Jo Dioumy Moubassango : « mon intime conviction, nous vivons déjà une transition politique »

LE COFFRET

La question de la transition politique au Gabon continue de susciter le débat. A quelques mois de l’élection présidentielle de 2023 et alors que le sujet est largement débattu dans l’opposition, l’ancien conseiller du président de la république Jo Dioumy Moubassango, a tenu à apporter une contribution dans une tribune cette semaine. Nous publions en intégralité ladite tribune.

« S’il y a bien une évidence contre laquelle personne ne peut lutter, c’est bien celle en rapport avec la transition. De toute l’histoire du monde, les transitions se sont toujours organisées bon gré mal gré. C’est bien pour cela que les chefs les plus avisés, se sachant soumis à cette évidence, organisent eux-mêmes les conditions d’une transition, en vue d’en minimiser les effets induits. 

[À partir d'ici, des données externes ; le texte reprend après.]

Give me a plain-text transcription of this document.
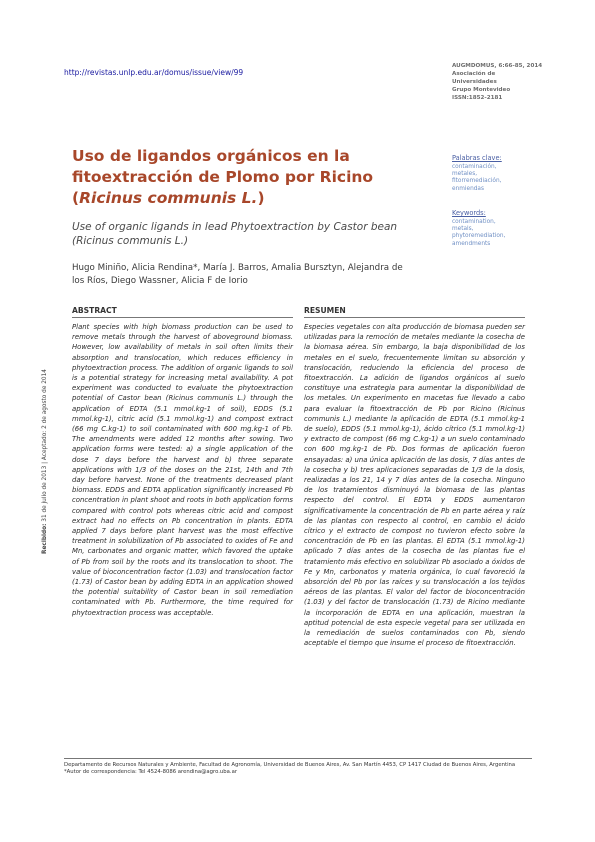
http://revistas.unlp.edu.ar/domus/issue/view/99
AUGMDOMUS, 6:66-85, 2014
Asociación de
Universidades
Grupo Montevideo
ISSN:1852-2181
Uso de ligandos orgánicos en la fitoextracción de Plomo por Ricino (Ricinus communis L.)
Use of organic ligands in lead Phytoextraction by Castor bean (Ricinus communis L.)
Hugo Miniño, Alicia Rendina*, María J. Barros, Amalia Bursztyn, Alejandra de los Ríos, Diego Wassner, Alicia F de Iorio
Palabras clave:
contaminación,
metales,
fitorremediación,
enmiendas
Keywords:
contamination,
metals,
phytoremediation,
amendments
ABSTRACT
Plant species with high biomass production can be used to remove metals through the harvest of aboveground biomass. However, low availability of metals in soil often limits their absorption and translocation, which reduces efficiency in phytoextraction process. The addition of organic ligands to soil is a potential strategy for increasing metal availability. A pot experiment was conducted to evaluate the phytoextraction potential of Castor bean (Ricinus communis L.) through the application of EDTA (5.1 mmol.kg-1 of soil), EDDS (5.1 mmol.kg-1), citric acid (5.1 mmol.kg-1) and compost extract (66 mg C.kg-1) to soil contaminated with 600 mg.kg-1 of Pb. The amendments were added 12 months after sowing. Two application forms were tested: a) a single application of the dose 7 days before the harvest and b) three separate applications with 1/3 of the doses on the 21st, 14th and 7th day before harvest. None of the treatments decreased plant biomass. EDDS and EDTA application significantly increased Pb concentration in plant shoot and roots in both application forms compared with control pots whereas citric acid and compost extract had no effects on Pb concentration in plants. EDTA applied 7 days before plant harvest was the most effective treatment in solubilization of Pb associated to oxides of Fe and Mn, carbonates and organic matter, which favored the uptake of Pb from soil by the roots and its translocation to shoot. The value of bioconcentration factor (1.03) and translocation factor (1.73) of Castor bean by adding EDTA in an application showed the potential suitability of Castor bean in soil remediation contaminated with Pb. Furthermore, the time required for phytoextraction process was acceptable.
RESUMEN
Especies vegetales con alta producción de biomasa pueden ser utilizadas para la remoción de metales mediante la cosecha de la biomasa aérea. Sin embargo, la baja disponibilidad de los metales en el suelo, frecuentemente limitan su absorción y translocación, reduciendo la eficiencia del proceso de fitoextracción. La adición de ligandos orgánicos al suelo constituye una estrategia para aumentar la disponibilidad de los metales. Un experimento en macetas fue llevado a cabo para evaluar la fitoextracción de Pb por Ricino (Ricinus communis L.) mediante la aplicación de EDTA (5.1 mmol.kg-1 de suelo), EDDS (5.1 mmol.kg-1), ácido cítrico (5.1 mmol.kg-1) y extracto de compost (66 mg C.kg-1) a un suelo contaminado con 600 mg.kg-1 de Pb. Dos formas de aplicación fueron ensayadas: a) una única aplicación de las dosis, 7 días antes de la cosecha y b) tres aplicaciones separadas de 1/3 de la dosis, realizadas a los 21, 14 y 7 días antes de la cosecha. Ninguno de los tratamientos disminuyó la biomasa de las plantas respecto del control. El EDTA y EDDS aumentaron significativamente la concentración de Pb en parte aérea y raíz de las plantas con respecto al control, en cambio el ácido cítrico y el extracto de compost no tuvieron efecto sobre la concentración de Pb en las plantas. El EDTA (5.1 mmol.kg-1) aplicado 7 días antes de la cosecha de las plantas fue el tratamiento más efectivo en solubilizar Pb asociado a óxidos de Fe y Mn, carbonatos y materia orgánica, lo cual favoreció la absorción del Pb por las raíces y su translocación a los tejidos aéreos de las plantas. El valor del factor de bioconcentración (1.03) y del factor de translocación (1.73) de Ricino mediante la incorporación de EDTA en una aplicación, muestran la aptitud potencial de esta especie vegetal para ser utilizada en la remediación de suelos contaminados con Pb, siendo aceptable el tiempo que insume el proceso de fitoextracción.
Recibido: 31 de julio de 2013 | Aceptado: 2 de agosto de 2014
Departamento de Recursos Naturales y Ambiente, Facultad de Agronomía, Universidad de Buenos Aires, Av. San Martín 4453, CP 1417 Ciudad de Buenos Aires, Argentina
*Autor de correspondencia: Tel 4524-8086 arendina@agro.uba.ar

Dans les années 90, l’un des Chefs d’état les plus respectés et adulés, s’est lui-même considéré comme un leader de transition. Nelson Mandela, malgré une côte de popularité extrêmement confortable, a, dès sa prise de fonctions le 10 mai 1994, travaillé à organiser une transition dans une Afrique du Sud libérée mais divisée. 

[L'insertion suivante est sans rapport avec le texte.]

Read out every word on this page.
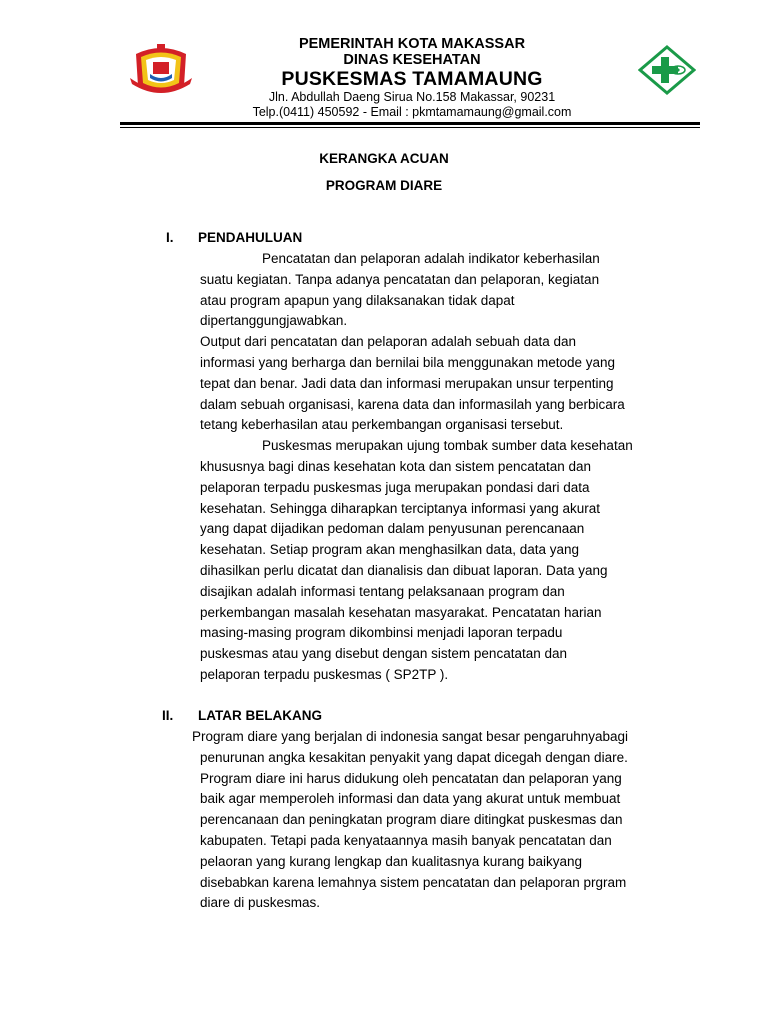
PEMERINTAH KOTA MAKASSAR
DINAS KESEHATAN
PUSKESMAS TAMAMAUNG
Jln. Abdullah Daeng Sirua No.158 Makassar, 90231
Telp.(0411) 450592 - Email : pkmtamamaung@gmail.com
KERANGKA ACUAN
PROGRAM DIARE
I. PENDAHULUAN
Pencatatan dan pelaporan adalah indikator keberhasilan
suatu kegiatan. Tanpa adanya pencatatan dan pelaporan, kegiatan
atau program apapun yang dilaksanakan tidak dapat
dipertanggungjawabkan.
Output dari pencatatan dan pelaporan adalah sebuah data dan
informasi yang berharga dan bernilai bila menggunakan metode yang
tepat dan benar. Jadi data dan informasi merupakan unsur terpenting
dalam sebuah organisasi, karena data dan informasilah yang berbicara
tetang keberhasilan atau perkembangan organisasi tersebut.
Puskesmas merupakan ujung tombak sumber data kesehatan
khususnya bagi dinas kesehatan kota dan sistem pencatatan dan
pelaporan terpadu puskesmas juga merupakan pondasi dari data
kesehatan. Sehingga diharapkan terciptanya informasi yang akurat
yang dapat dijadikan pedoman dalam penyusunan perencanaan
kesehatan. Setiap program akan menghasilkan data, data yang
dihasilkan perlu dicatat dan dianalisis dan dibuat laporan. Data yang
disajikan adalah informasi tentang pelaksanaan program dan
perkembangan masalah kesehatan masyarakat. Pencatatan harian
masing-masing program dikombinsi menjadi laporan terpadu
puskesmas atau yang disebut dengan sistem pencatatan dan
pelaporan terpadu puskesmas ( SP2TP ).
II. LATAR BELAKANG
Program diare yang berjalan di indonesia sangat besar pengaruhnyabagi
penurunan angka kesakitan penyakit yang dapat dicegah dengan diare.
Program diare ini harus didukung oleh pencatatan dan pelaporan yang
baik agar memperoleh informasi dan data yang akurat untuk membuat
perencanaan dan peningkatan program diare ditingkat puskesmas dan
kabupaten. Tetapi pada kenyataannya masih banyak pencatatan dan
pelaoran yang kurang lengkap dan kualitasnya kurang baikyang
disebabkan karena lemahnya sistem pencatatan dan pelaporan prgram
diare di puskesmas.
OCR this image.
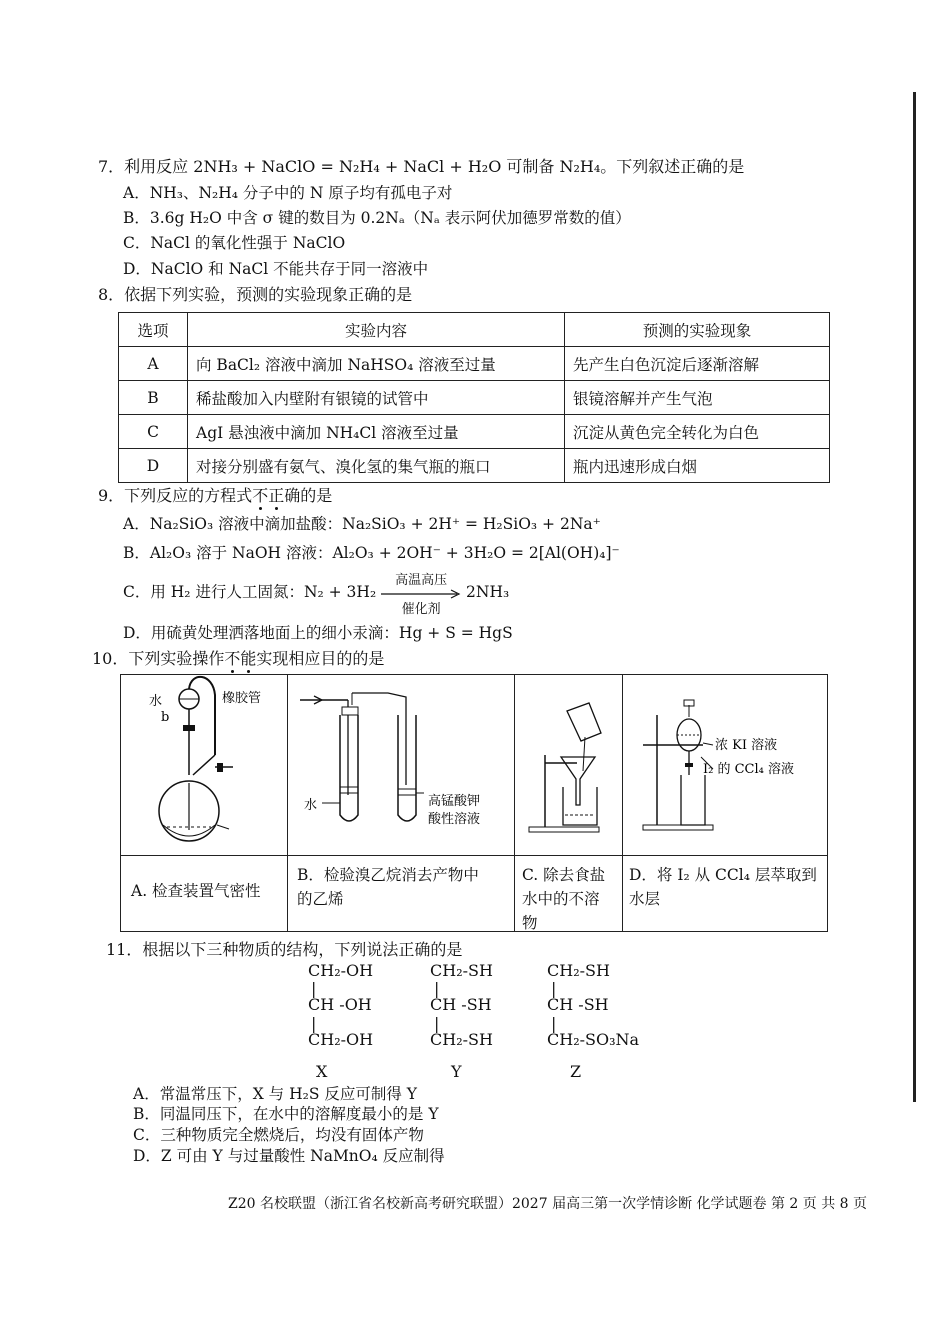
7．利用反应 2NH₃ + NaClO = N₂H₄ + NaCl + H₂O 可制备 N₂H₄。下列叙述正确的是
A．NH₃、N₂H₄ 分子中的 N 原子均有孤电子对
B．3.6g H₂O 中含 σ 键的数目为 0.2Nₐ（Nₐ 表示阿伏加德罗常数的值）
C．NaCl 的氧化性强于 NaClO
D．NaClO 和 NaCl 不能共存于同一溶液中
8．依据下列实验，预测的实验现象正确的是
选项	实验内容	预测的实验现象
A	向 BaCl₂ 溶液中滴加 NaHSO₄ 溶液至过量	先产生白色沉淀后逐渐溶解
B	稀盐酸加入内壁附有银镜的试管中	银镜溶解并产生气泡
C	AgI 悬浊液中滴加 NH₄Cl 溶液至过量	沉淀从黄色完全转化为白色
D	对接分别盛有氨气、溴化氢的集气瓶的瓶口	瓶内迅速形成白烟
9．下列反应的方程式不正确的是
A．Na₂SiO₃ 溶液中滴加盐酸：Na₂SiO₃ + 2H⁺ = H₂SiO₃ + 2Na⁺
B．Al₂O₃ 溶于 NaOH 溶液：Al₂O₃ + 2OH⁻ + 3H₂O = 2[Al(OH)₄]⁻
C．用 H₂ 进行人工固氮：N₂ + 3H₂
高温高压
催化剂
2NH₃
D．用硫黄处理洒落地面上的细小汞滴：Hg + S = HgS
10．下列实验操作不能实现相应目的的是
橡胶管
水
b
水	高锰酸钾
酸性溶液
浓 KI 溶液
I₂ 的 CCl₄ 溶液
A. 检查装置气密性
B．检验溴乙烷消去产物中
的乙烯
C. 除去食盐
水中的不溶
物
D．将 I₂ 从 CCl₄ 层萃取到
水层
11．根据以下三种物质的结构，下列说法正确的是
CH₂-OH
|
CH -OH
|
CH₂-OH
X
CH₂-SH
|
CH -SH
|
CH₂-SH
Y
CH₂-SH
|
CH -SH
|
CH₂-SO₃Na
Z
A．常温常压下，X 与 H₂S 反应可制得 Y
B．同温同压下，在水中的溶解度最小的是 Y
C．三种物质完全燃烧后，均没有固体产物
D．Z 可由 Y 与过量酸性 NaMnO₄ 反应制得
Z20 名校联盟（浙江省名校新高考研究联盟）2027 届高三第一次学情诊断 化学试题卷 第 2 页 共 8 页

La raison pour laquelle les grands hommes se sentent obligés d’envisager une transition est liée au fait qu’un homme politique doit soigner sa sortie pour marquer l’histoire. Les exemples sont légion, de dirigeants qui, pris par l’ivresse du pouvoir, ont raté le coche, plongeant leurs pays, leurs familles dans les eaux d’un avenir incertain.

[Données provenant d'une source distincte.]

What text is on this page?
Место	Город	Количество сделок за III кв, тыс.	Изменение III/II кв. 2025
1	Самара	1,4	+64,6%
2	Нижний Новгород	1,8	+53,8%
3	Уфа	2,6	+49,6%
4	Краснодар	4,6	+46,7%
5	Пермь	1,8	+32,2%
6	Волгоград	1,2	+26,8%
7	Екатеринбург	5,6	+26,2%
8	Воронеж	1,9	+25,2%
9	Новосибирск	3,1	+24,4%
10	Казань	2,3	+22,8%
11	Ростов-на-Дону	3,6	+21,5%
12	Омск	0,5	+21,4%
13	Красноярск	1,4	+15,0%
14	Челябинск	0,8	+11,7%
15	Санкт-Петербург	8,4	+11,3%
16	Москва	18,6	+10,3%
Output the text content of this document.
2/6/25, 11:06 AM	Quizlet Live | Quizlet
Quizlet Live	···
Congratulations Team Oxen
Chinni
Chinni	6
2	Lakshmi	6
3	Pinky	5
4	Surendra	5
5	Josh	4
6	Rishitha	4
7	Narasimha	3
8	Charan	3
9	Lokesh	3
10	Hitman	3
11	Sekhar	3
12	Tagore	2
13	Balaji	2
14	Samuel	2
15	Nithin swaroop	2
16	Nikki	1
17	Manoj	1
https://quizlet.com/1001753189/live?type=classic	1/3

En 1997, les images d’un Mobutu affaibli et assis sur un tabouret, impuissant, n’ont pas seulement choqué les observateurs de la politique africaine mais ont également alerté le monde sur la vanité du pouvoir politique.  

Autant je pense que j’ai pris la main dans ma propre famille, grâce à la clairvoyance de mon père, inspiré des traditions Akélé, autant j’ai l’intime conviction que sur le plan national, nous vivons déjà une transition politique. Je ne vois donc pas pourquoi certains voudraient pousser à une transition politique, alors que celle-ci est déjà en cours et ce, depuis quelques années. 

Soit nos leaders, surtout ceux qui luttent contre le pouvoir en place, ont une mauvaise lecture des actes politiques de notre pays, soit ils sont obsédés par la personne du Président de la République et considèrent que tant qu’il est en place, la transition n’est pas encore consommée. Si ce dernier argument venait à être, ne serait-ce qu’envisagé, je m’étonnerais d’une telle naïveté pour des hommes et des femmes de cette expérience.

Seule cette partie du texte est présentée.